Kindness on the other hand refers to being useful, which is the outward expression of love. It tries to help people in ways that really do benefit them, not just with spiritual needs, but physical needs also. So love is not merely just abstaining from retaliating when someone offends you, but also looking for ways to serve that person in the midst of being offended. In addition, Christians should not be doing random acts of kindness, like the bumper sticker says. Rather, kindness should always be practiced by believers.
Skipping love not envying, "love does not boast"simply refers to our speech. This is not as hard, he argues, because nobody likes to hear someone who only talks about himself/herself. Even unbelievers think this is socially unbecoming of someone. Being arrogant on the other hand, is the boasting of the heart. This is the root of boasting outwardly. It's easier to mow the weeds than pull them out by the root. This we must be particularly careful of. No one see it that well except God, so if we are only concerned with what other people think and not what God requires of us, this characteristic of love will be neglected, and we will soon be falling short of his standard for us (John 13:34).
As mentioned already there are many other points that he makes, but this is enough to practice.

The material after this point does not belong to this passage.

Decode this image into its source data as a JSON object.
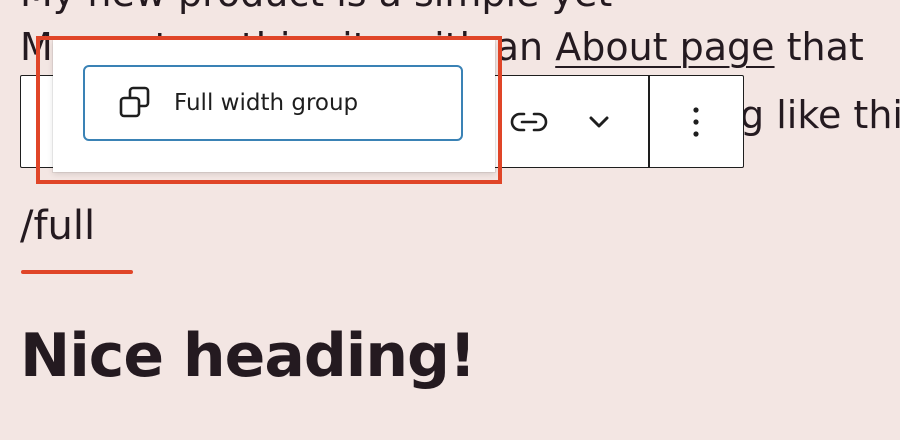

On our own though, we cannot reach these standards. We naturally retaliate when wronged, like to focus on our successes (at least inwardly), and rely on our own strength to get through life. Only the changing power of the indwelling Holy Spirit and the realization of our own depravity can cause us to love one another. Anyone who does not have Christ within him will not be able to love in the biblical sense, which is just one reason why it is so important to be reconciled to God (2 Corinthians 5:17-21).